Operação desocupa moradores de “Dubai”, em João Pessoa

23 nov 2021
Primeiras ocupações da comunidade, em 2020.

Justiça da Paraíba determinou, nesta terça-feira (23), a desocupação imediata de moradores da comunidade Dubai, no bairro de Mangabeira, em João Pessoa. O local de ocupação faz parte de uma reserva de Mata Atlântica. 

O pedido de retirada das famílias foi realizado através de uma Ação Civil Pública impetrada pela Prefeitura de João Pessoa na 4ª Vara da Fazenda Pública da Capital. 

Cerca de 1.500 pessoas vivem abrigadas em construções de risco, rodeadas pelo desmatamento que corresponde a 13 campos de futebol.

De acordo com a Polícia Militar (PM), após o cumprimento da decisão, a prefeitura fará o registro de pertences dos moradores e o setor social vai atender as famílias.

A operação coordenada pelo Ministério Público conta com 600 policiais militares, além de profissionais de outros órgãos.

No início de novembro, a PM prendeu o suspeito de comandar a ocupação. Conhecido como ‘Sheik’, o homem foi detido com R$ 67 mil em espécie, cocaína e um revólver.

O promotor de Justiça Carlos Romero Paulo Neto disse  que identificou práticas criminosas entre parte dos moradores da ocupação. Para o jurista, além da esfera criminal, o problema social e a devastação merecem empenho para resolução. “Existe a devastação ambiental que precisará ser recuperada. Esse não é um processo fácil. Vamos precisar de tempo, pois essas questões não se resolvem de modo instantâneo”. A cobrança do Ministério Público também é para impedimento do desmatamento. “Tenho cobrado que a Secretaria de Segurança Urbana evite o aumento das ocupações. Nas semanas anteriores, materiais de construção foram apreendidos para evitar a instalação de novos assentamentos”, disse.
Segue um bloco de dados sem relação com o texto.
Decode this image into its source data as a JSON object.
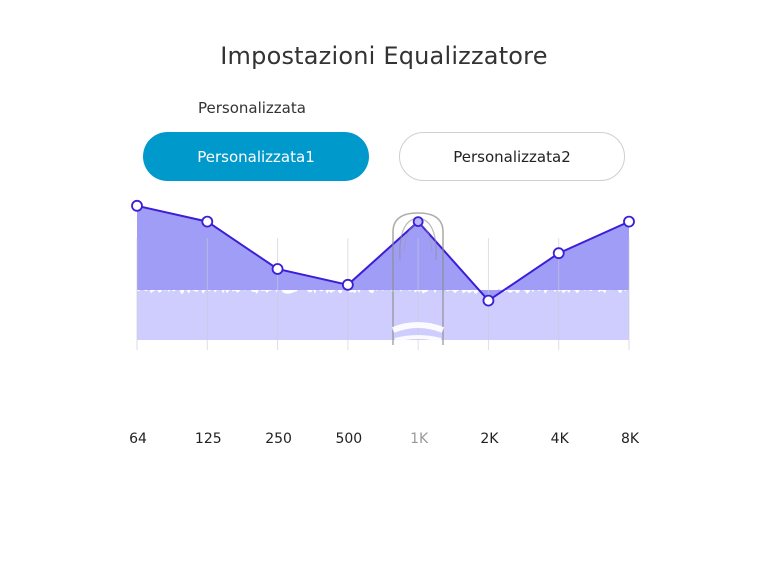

O promotor admitiu que famílias vivem em vulnerabilidade na localidade, mas, com base em investigações, acredita-se que a carência é uma das menores demandas da ocupação. “O problema social realmente existe porque há pessoas vulneráveis lá, mas isso é em menor proporção. Relatórios da polícia apontam que existe grilagem de terras. O que existe é uma organização criminosa de elementos visando demarcar território e fazer caixa, arrecadar dinheiro para o tráfico de drogas através da venda de terrenos”, concluiu.